Lavandula Angustifolia

 

Weitere Namen:

  • Fander
  • Hirnkraut
  • Nervenkräutlein
  • Schwindelkraut
  • Spiket
  • Zitterblümchen

 

Schon bei den Römern war eine Verwandte des als "Echter Lavendels" bezeichneten Halbstrauchs bekannt, dessen Bezeichnung "lavare" (waschen) die Grundlage für seinen heutigen Gattungsnamen bildet. Sowohl die Griechen als auch die Römer nutzten die Eigenschaften der Pflanze in Badezusätzen und als Waschwasser. Auch bei Hildegard von Bingen finden sich Aufzeichnungen aus dem 12. Jahrhundert nach Christus über die Heilkräfte des Lavendels. Traditionell wurde und wird der Lavendel seines Duftes wegen eingesetzt.

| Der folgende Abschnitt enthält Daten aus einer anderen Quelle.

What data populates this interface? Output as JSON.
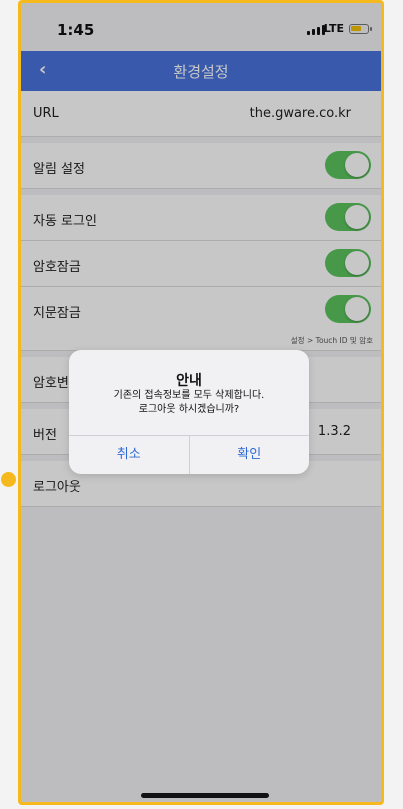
{
  "status_bar": {
    "time": "1:45",
    "network": "LTE"
  },
  "navbar": {
    "back": "‹",
    "title": "환경설정"
  },
  "settings": {
    "url_label": "URL",
    "url_value": "the.gware.co.kr",
    "notification_label": "알림 설정",
    "autologin_label": "자동 로그인",
    "passcode_lock_label": "암호잠금",
    "fingerprint_lock_label": "지문잠금",
    "fingerprint_note": "설정 > Touch ID 및 암호",
    "change_password_label": "암호변경",
    "version_label": "버전",
    "version_value": "1.3.2",
    "logout_label": "로그아웃"
  },
  "dialog": {
    "title": "안내",
    "message_line1": "기존의 접속정보를 모두 삭제합니다.",
    "message_line2": "로그아웃 하시겠습니까?",
    "cancel_label": "취소",
    "confirm_label": "확인"
  },
  "colors": {
    "accent": "#4a74dd",
    "toggle_on": "#5bc55e",
    "frame": "#f6b91d",
    "dialog_button": "#2f6bd6"
  }
}
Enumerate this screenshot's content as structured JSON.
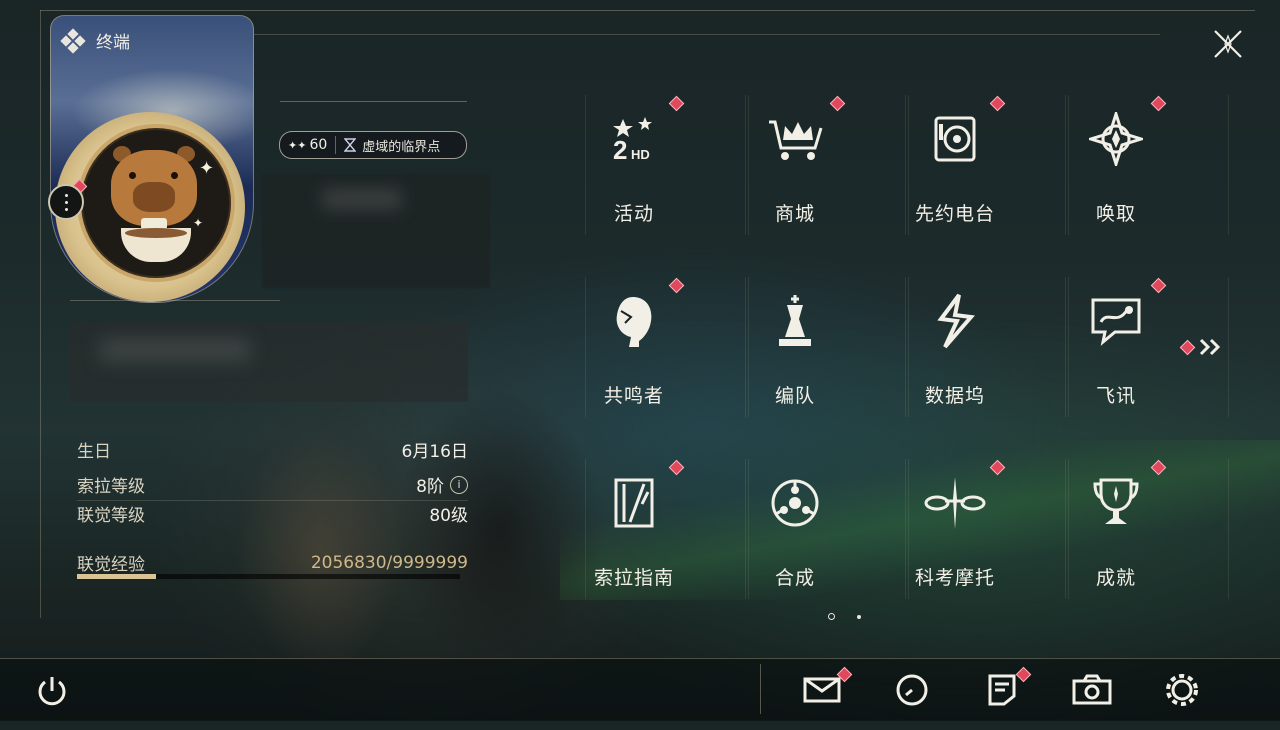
{
  "header": {
    "title": "终端"
  },
  "profile": {
    "level_prefix": "✦✦",
    "level": "60",
    "zone_icon": "hourglass-icon",
    "zone_name": "虚域的临界点"
  },
  "info": {
    "birthday_label": "生日",
    "birthday_value": "6月16日",
    "sola_label": "索拉等级",
    "sola_value": "8阶",
    "sola_info_glyph": "i",
    "union_label": "联觉等级",
    "union_value": "80级",
    "exp_label": "联觉经验",
    "exp_value": "2056830/9999999",
    "exp_progress": 0.2057
  },
  "menu": [
    {
      "label": "活动",
      "icon": "event-2hd-icon",
      "badge": true
    },
    {
      "label": "商城",
      "icon": "shop-cart-crown-icon",
      "badge": true
    },
    {
      "label": "先约电台",
      "icon": "radio-icon",
      "badge": true
    },
    {
      "label": "唤取",
      "icon": "convene-compass-icon",
      "badge": true
    },
    {
      "label": "共鸣者",
      "icon": "resonator-head-icon",
      "badge": true
    },
    {
      "label": "编队",
      "icon": "team-chess-icon",
      "badge": false
    },
    {
      "label": "数据坞",
      "icon": "databank-icon",
      "badge": false
    },
    {
      "label": "飞讯",
      "icon": "message-chat-icon",
      "badge": true
    },
    {
      "label": "索拉指南",
      "icon": "guidebook-icon",
      "badge": true
    },
    {
      "label": "合成",
      "icon": "synthesis-icon",
      "badge": false
    },
    {
      "label": "科考摩托",
      "icon": "motorbike-icon",
      "badge": true
    },
    {
      "label": "成就",
      "icon": "trophy-icon",
      "badge": true
    }
  ],
  "pagination": {
    "current": 1,
    "total": 2
  },
  "bottom_bar": {
    "items": [
      {
        "icon": "power-icon"
      },
      {
        "icon": "mail-icon",
        "badge": true
      },
      {
        "icon": "clock-icon",
        "badge": false
      },
      {
        "icon": "notice-icon",
        "badge": true
      },
      {
        "icon": "camera-icon",
        "badge": false
      },
      {
        "icon": "settings-gear-icon",
        "badge": false
      }
    ]
  },
  "colors": {
    "badge": "#e2485c",
    "accent_gold": "#d9c397",
    "text": "#f2efe6"
  }
}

Die Duftintensität überdeckte in der Renaissance sogar die ätzenden Gerüche der Gerberviertel, weshalb die französischen Feingerber den Duft der Blüten zum Aromatisieren des Leders einsetzten.

Die Pflanze gehört zur Gattung Lamiaceae (Lippenblütengewächse). Die Pflanze hat einfache grüne Stängel, mit kleinen, schmalen, lanzenförmigen Blättern, die in der charakteristischen Blütenkrone mündet. Die violetten Blüten dominieren die Erscheinung völlig. Sie erreicht eine Höhe von 55 - 60 Zentimetern.

Besonders in der französischen und arabischen Küche findet der Lavendel Einsatz. In Süßspeisen, Limonaden, Chutneys, aber auch Fleischgerichten und Eintöpfen. Das Kraut ist auch Bestandteil der berühmten, französischen Kräuter der Provence. Aber auch für Liköre und andere Alkoholika wird es eingesetzt. Verwendet werden vor allem die Blätter in deftigen und die Blüten in süßen Rezepturen. Aber der Geschmack ist sehr intensiv und somit sollte Lavendel nur sparsam eingesetzt werden.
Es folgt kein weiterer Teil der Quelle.